また、『文化』、『おとぎ』と同様、アルバム全体を通し、壮大なストーリー性が感じられることにも注目してほしい。ここで具体的な歌詞に言及するのは避けるが――ぜひ、CDのブックレットを手に取って、自分自身で確かめてほしい――本作の背景にあるのはおそらく、様々な問題が同時多発的に起こっている現代の社会だ。政治、経済、教育、そしてエンターテインメントの世界においても、既存のシステムが立ち行かなくなり、人々は確かな将来像を掴めないでいる。ともすればディストピアな世界観に取り込まれそうにもなるが、Eveはこのアルバムによって、どこかにあるはずの希望の光を描こうとしていたのだと思う。そう、映画「モダン・タイムス」で機械に支配された人間を描いたチャップリンが、テーマ曲に〈スマイル〉というタイトルを与えたように。

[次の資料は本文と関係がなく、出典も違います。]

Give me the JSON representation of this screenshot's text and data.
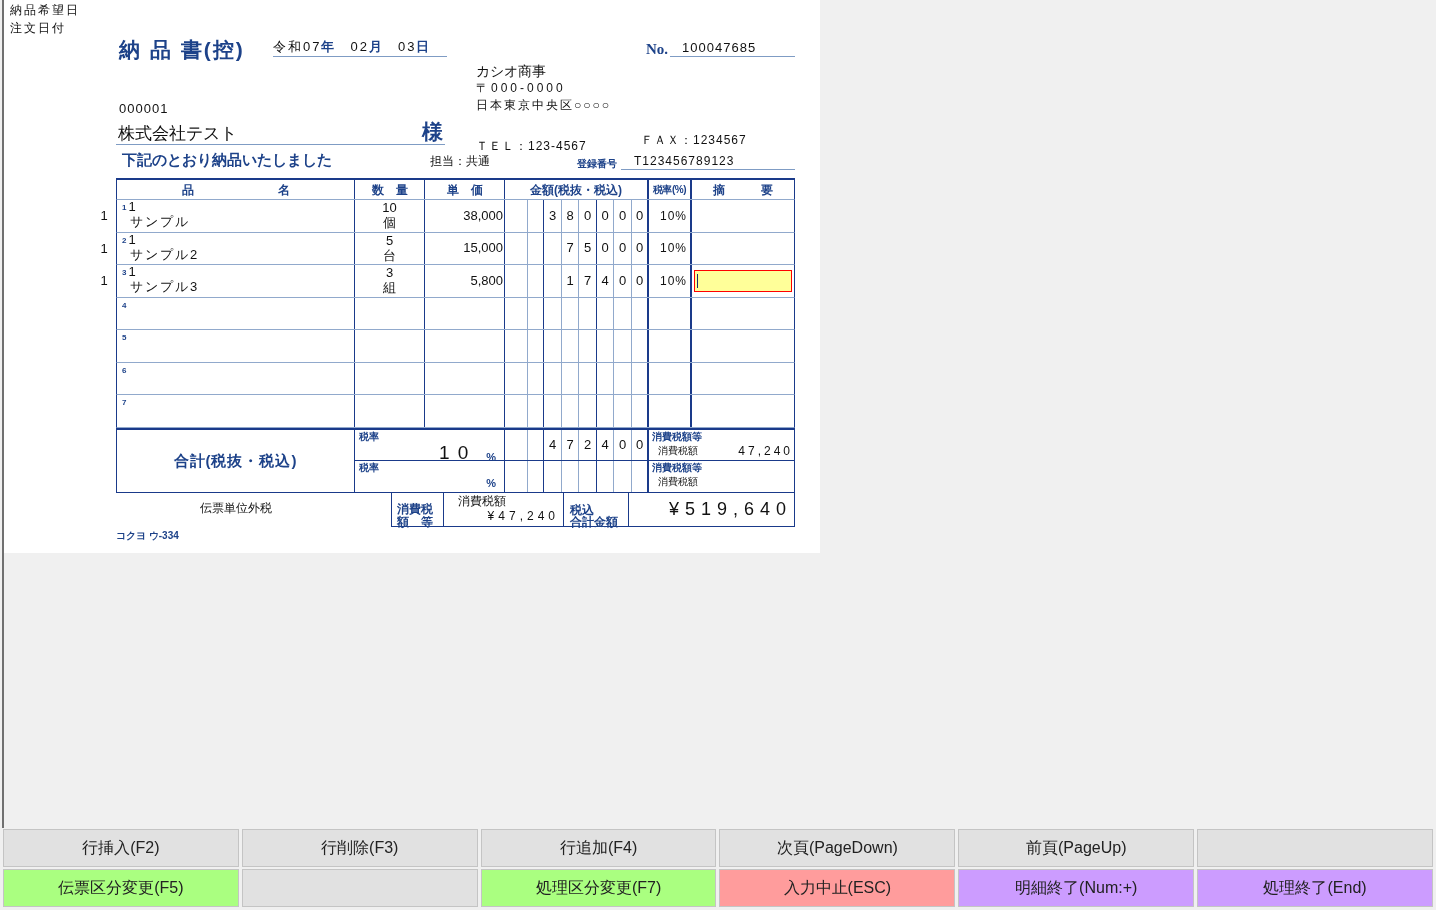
{
  "side_labels": [
    "納品希望日",
    "注文日付"
  ],
  "document": {
    "title": "納 品 書(控)",
    "date": {
      "era": "令和",
      "year": "07",
      "year_unit": "年",
      "month": "02",
      "month_unit": "月",
      "day": "03",
      "day_unit": "日"
    },
    "number_label": "No.",
    "number": "100047685",
    "customer": {
      "code": "000001",
      "name": "株式会社テスト",
      "honorific": "様"
    },
    "supplier": {
      "name": "カシオ商事",
      "postal": "〒000-0000",
      "address": "日本東京中央区○○○○",
      "tel": "ＴＥＬ：123-4567",
      "fax": "ＦＡＸ：1234567"
    },
    "message": "下記のとおり納品いたしました",
    "staff": "担当：共通",
    "registration": {
      "label": "登録番号",
      "number": "T123456789123"
    },
    "table": {
      "columns": [
        "品　　　　　　　名",
        "数　量",
        "単　価",
        "金額(税抜・税込)",
        "税率(%)",
        "摘　　　要"
      ],
      "rows": [
        {
          "line": "1",
          "side_mark": "1",
          "code": "1",
          "name": "サンプル",
          "quantity": "10",
          "unit": "個",
          "unit_price": "38,000",
          "amount_digits": [
            "3",
            "8",
            "0",
            "0",
            "0",
            "0"
          ],
          "tax_rate": "10%",
          "editing": false
        },
        {
          "line": "2",
          "side_mark": "1",
          "code": "1",
          "name": "サンプル2",
          "quantity": "5",
          "unit": "台",
          "unit_price": "15,000",
          "amount_digits": [
            "7",
            "5",
            "0",
            "0",
            "0"
          ],
          "tax_rate": "10%",
          "editing": false
        },
        {
          "line": "3",
          "side_mark": "1",
          "code": "1",
          "name": "サンプル3",
          "quantity": "3",
          "unit": "組",
          "unit_price": "5,800",
          "amount_digits": [
            "1",
            "7",
            "4",
            "0",
            "0"
          ],
          "tax_rate": "10%",
          "editing": true
        },
        {
          "line": "4",
          "editing": false
        },
        {
          "line": "5",
          "editing": false
        },
        {
          "line": "6",
          "editing": false
        },
        {
          "line": "7",
          "editing": false
        }
      ]
    },
    "totals": {
      "label": "合計(税抜・税込)",
      "tax_lines": [
        {
          "rate_label": "税率",
          "rate": "10",
          "percent_sign": "%",
          "amount_digits": [
            "4",
            "7",
            "2",
            "4",
            "0",
            "0"
          ],
          "tax_label": "消費税額等",
          "tax_sub_label": "消費税額",
          "tax_amount": "47,240"
        },
        {
          "rate_label": "税率",
          "percent_sign": "%",
          "tax_label": "消費税額等",
          "tax_sub_label": "消費税額"
        }
      ]
    },
    "tax_method": "伝票単位外税",
    "summary": {
      "tax_label_lines": [
        "消費税",
        "額等"
      ],
      "tax_sub_label": "消費税額",
      "tax_amount": "¥47,240",
      "total_label_lines": [
        "税込",
        "合計金額"
      ],
      "total_amount": "¥519,640"
    },
    "form_code": "コクヨ ウ-334"
  },
  "function_keys": [
    [
      {
        "label": "行挿入(F2)",
        "color": "#e1e1e1"
      },
      {
        "label": "行削除(F3)",
        "color": "#e1e1e1"
      },
      {
        "label": "行追加(F4)",
        "color": "#e1e1e1"
      },
      {
        "label": "次頁(PageDown)",
        "color": "#e1e1e1"
      },
      {
        "label": "前頁(PageUp)",
        "color": "#e1e1e1"
      },
      {
        "color": "#e1e1e1"
      }
    ],
    [
      {
        "label": "伝票区分変更(F5)",
        "color": "#aaff80"
      },
      {
        "color": "#e1e1e1"
      },
      {
        "label": "処理区分変更(F7)",
        "color": "#aaff80"
      },
      {
        "label": "入力中止(ESC)",
        "color": "#ff9c9c"
      },
      {
        "label": "明細終了(Num:+)",
        "color": "#cc9cff"
      },
      {
        "label": "処理終了(End)",
        "color": "#cc9cff"
      }
    ]
  ]
}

もう一つ、Eve自身のヴォーカルについて記しておきたい。前述したように、幅広い要素を取り入れた楽曲を歌うことで、そのヴォーカルの表現は格段に向上している。特筆すべきは、ひとつひとつの言葉を明確に伝えながら、大きな物語に結びつけるセンスと技術。本作によって彼は、ストーリーテラーとしての資質をさらに開花させたと言っていい。それは間違いなく、寓話と現実が混ざり合うような本作『Smile』の中心を担っていると思う。